Консуэло, запечатав оба письма, положила их на стол и заснула. Чудесный покой снизошел на ее душу, давно она не спала таким крепким, безмятежным сном. Проснулась она поздно и поспешила встать, чтобы повидаться с Келлером, обещавшим прийти в восемь часов за письмом. А было уже девять. Консуэло принялась поспешно одеваться и вдруг с ужасом увидела, что письма на том месте, куда она его положила, нет. Всюду искала она его и не находила; наконец вышла посмотреть, не ждет ли ее Келлер в передней, но ни Келлера, ни Иосифа там не было. Возвращаясь к себе, чтобы снова приняться за поиски письма, она увидела приближавшегося Порпору, который строго смотрел на нее.
— Что ты ищешь? — спросил он.
— Я потеряла листок.
— Ты лжешь: ты ищешь письмо.
— Маэстро…
— Замолчи, Консуэло! Ты еще не умеешь лгать, не учись этому.
— Маэстро, что ты сделал с письмом?
— Я передал его Келлеру.
— А почему?.. Почему ты его передал Келлеру?
— Да потому что он за ним пришел. Ведь ты ему приказала вчера. Не умеешь ты притворяться, Консуэло, или у меня тоньше слух, чем ты думаешь.
— Скажи наконец, что ты сделал с моим письмом? — решительным тоном спросила Консуэло.

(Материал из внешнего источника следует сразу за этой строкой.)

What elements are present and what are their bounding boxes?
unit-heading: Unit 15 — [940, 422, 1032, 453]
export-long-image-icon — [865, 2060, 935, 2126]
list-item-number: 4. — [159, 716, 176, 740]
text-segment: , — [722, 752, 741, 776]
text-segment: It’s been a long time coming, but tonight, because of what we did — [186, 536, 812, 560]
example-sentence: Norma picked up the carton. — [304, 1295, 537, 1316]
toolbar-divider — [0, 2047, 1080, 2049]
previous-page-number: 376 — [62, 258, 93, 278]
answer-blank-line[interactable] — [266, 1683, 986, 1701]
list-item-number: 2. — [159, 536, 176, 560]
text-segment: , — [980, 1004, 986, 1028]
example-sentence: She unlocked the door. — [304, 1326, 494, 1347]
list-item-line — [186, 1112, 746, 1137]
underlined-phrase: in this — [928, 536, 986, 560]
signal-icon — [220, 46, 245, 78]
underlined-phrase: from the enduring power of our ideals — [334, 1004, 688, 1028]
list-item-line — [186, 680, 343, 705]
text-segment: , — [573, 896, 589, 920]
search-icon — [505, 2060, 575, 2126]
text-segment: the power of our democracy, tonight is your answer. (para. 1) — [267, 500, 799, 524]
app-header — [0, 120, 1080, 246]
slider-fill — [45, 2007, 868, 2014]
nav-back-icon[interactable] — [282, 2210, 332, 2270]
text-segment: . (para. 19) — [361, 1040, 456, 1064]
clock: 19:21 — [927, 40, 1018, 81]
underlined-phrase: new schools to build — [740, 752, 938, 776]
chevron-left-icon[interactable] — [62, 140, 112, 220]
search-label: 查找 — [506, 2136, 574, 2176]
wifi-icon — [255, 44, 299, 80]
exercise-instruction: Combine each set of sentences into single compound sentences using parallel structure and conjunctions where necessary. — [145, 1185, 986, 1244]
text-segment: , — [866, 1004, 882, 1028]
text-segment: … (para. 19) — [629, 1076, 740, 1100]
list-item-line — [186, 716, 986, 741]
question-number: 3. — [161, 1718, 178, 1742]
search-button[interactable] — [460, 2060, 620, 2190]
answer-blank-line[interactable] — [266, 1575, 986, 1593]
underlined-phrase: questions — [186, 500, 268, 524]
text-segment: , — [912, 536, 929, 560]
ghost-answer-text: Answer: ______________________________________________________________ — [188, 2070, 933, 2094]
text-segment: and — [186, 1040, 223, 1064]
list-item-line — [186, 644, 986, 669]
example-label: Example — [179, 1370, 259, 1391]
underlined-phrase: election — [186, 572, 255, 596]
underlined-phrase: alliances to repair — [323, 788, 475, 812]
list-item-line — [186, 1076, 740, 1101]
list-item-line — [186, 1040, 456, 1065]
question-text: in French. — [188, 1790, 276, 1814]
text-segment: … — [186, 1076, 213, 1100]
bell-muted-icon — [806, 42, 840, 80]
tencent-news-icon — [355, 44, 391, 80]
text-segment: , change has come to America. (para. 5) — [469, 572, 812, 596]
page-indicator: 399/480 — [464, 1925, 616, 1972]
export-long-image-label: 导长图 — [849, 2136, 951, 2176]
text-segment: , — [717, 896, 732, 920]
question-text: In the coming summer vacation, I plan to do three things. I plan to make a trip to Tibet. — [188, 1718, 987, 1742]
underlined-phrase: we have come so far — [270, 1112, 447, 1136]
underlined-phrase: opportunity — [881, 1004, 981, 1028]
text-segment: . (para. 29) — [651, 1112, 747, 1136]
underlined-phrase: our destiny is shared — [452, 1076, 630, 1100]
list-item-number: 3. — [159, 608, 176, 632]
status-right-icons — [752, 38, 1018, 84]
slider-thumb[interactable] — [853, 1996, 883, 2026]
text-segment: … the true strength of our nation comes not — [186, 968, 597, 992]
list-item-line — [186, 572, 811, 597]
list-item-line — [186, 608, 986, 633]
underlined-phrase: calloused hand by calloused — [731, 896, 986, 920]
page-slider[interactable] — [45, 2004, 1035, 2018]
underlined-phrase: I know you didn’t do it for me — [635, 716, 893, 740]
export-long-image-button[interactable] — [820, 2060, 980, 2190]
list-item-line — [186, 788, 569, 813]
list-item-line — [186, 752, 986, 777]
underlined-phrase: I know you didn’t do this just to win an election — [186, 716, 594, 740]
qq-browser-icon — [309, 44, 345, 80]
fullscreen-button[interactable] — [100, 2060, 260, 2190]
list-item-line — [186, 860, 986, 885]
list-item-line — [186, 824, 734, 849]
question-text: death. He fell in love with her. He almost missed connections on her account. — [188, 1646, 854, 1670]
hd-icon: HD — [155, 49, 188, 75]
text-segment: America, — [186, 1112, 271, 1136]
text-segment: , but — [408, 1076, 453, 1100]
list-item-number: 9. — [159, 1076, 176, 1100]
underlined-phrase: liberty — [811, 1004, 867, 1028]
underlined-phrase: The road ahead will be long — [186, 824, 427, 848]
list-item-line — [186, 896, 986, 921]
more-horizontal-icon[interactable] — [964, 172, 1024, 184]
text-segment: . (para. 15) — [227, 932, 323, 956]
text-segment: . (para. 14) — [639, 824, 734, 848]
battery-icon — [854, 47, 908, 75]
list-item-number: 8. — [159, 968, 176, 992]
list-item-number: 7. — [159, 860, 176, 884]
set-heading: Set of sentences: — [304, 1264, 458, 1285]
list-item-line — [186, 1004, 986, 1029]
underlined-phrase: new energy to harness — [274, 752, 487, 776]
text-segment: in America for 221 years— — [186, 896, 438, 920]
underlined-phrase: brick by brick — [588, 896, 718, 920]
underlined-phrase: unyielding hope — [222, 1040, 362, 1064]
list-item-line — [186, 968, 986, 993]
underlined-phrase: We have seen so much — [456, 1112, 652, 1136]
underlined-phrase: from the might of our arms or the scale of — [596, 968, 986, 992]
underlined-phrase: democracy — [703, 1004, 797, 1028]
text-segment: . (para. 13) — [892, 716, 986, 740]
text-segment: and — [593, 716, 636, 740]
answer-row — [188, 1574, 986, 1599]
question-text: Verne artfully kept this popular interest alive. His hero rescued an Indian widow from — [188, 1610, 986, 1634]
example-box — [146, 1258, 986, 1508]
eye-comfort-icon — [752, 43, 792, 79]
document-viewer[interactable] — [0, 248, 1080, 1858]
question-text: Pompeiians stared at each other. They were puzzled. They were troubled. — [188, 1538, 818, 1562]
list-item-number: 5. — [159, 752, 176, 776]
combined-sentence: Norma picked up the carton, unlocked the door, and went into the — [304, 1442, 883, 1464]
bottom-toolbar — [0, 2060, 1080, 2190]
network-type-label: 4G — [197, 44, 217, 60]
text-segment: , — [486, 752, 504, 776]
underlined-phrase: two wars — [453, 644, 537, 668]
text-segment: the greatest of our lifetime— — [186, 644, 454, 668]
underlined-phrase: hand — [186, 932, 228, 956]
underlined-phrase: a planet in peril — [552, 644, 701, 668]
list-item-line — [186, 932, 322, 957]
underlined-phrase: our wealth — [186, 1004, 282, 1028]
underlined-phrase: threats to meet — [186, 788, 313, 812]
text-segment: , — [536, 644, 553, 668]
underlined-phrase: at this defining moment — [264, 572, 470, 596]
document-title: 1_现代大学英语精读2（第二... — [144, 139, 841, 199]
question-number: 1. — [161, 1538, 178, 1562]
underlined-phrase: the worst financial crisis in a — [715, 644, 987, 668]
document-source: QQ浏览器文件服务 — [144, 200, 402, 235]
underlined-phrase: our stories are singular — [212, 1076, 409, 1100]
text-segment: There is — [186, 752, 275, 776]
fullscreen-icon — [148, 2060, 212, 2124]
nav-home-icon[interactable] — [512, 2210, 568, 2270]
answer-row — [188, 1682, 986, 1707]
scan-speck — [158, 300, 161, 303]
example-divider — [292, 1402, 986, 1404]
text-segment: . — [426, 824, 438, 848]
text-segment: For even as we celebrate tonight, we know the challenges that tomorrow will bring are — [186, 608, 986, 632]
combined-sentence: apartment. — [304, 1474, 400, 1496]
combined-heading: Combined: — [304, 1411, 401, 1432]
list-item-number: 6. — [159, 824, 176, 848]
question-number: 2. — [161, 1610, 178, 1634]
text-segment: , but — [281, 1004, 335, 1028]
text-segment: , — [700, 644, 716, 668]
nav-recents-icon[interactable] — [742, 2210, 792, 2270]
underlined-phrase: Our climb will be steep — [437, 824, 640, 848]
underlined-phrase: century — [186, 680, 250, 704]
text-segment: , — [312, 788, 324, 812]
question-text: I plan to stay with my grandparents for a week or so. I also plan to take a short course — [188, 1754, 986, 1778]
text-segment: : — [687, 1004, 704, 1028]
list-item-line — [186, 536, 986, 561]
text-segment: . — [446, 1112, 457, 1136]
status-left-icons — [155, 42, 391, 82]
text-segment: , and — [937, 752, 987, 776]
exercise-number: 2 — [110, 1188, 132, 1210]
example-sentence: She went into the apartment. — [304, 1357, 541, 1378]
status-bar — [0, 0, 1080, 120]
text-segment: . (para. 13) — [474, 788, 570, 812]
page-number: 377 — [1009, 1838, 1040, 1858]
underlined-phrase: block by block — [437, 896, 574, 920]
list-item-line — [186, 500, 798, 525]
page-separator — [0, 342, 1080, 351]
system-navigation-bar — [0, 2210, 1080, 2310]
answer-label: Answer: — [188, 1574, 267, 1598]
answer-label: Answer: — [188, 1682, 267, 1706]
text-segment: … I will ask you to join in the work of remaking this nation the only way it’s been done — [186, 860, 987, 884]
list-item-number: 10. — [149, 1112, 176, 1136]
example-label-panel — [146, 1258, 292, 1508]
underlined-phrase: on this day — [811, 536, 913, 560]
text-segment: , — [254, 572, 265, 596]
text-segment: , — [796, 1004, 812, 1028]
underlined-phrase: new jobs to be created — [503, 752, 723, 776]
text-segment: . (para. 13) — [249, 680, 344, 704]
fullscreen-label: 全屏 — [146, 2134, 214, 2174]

— Я же тебе сказал. Почему ты меня еще об этом спрашиваешь? Я нашел очень неприличным, что молодая и порядочная девушка, какой, я предполагаю, ты рассчитываешь всегда оставаться, тайно передает письма своему парикмахеру. А чтобы этот человек не мог дурно подумать о тебе, я со спокойным видом отдал ему письмо, поручив от твоего имени его отправить. По крайней мере он не подумает, что ты скрываешь от своего приемного отца какую-то преступную тайну.
— Ты прав, маэстро, ты хорошо поступил… прости меня!
— Прощаю. Не будем больше об этом говорить.
— И… ты прочел мое письмо? — прибавила Консуэло ласково и боязливо.
— За кого ты меня принимаешь? — грозно воскликнул Порпора.
— Прости меня за все, — проговорила Консуэло, становясь перед ним на колени и порываясь взять его руку, — позволь открыть тебе мою душу…
— Ни слова больше!.. — вскричал маэстро, отталкивая ее, и прошел к себе в комнату, с шумом захлопнув за собой дверь.
Консуэло надеялась, что после этой гневной вспышки ей удастся его успокоить и решительно объясниться с ним. Она чувствовала себя не в силах высказаться до конца и добиться благоприятного результата, но Порпора отказался от всяких объяснений, и его суровость была непоколебима и тверда. В остальном же он относился к ней по-прежнему дружески и с этого дня стал даже как бы веселее и добрее душой. Консуэло увидала в этом хорошее предзнаменование и с упованием ждала письма из Ризенбурга.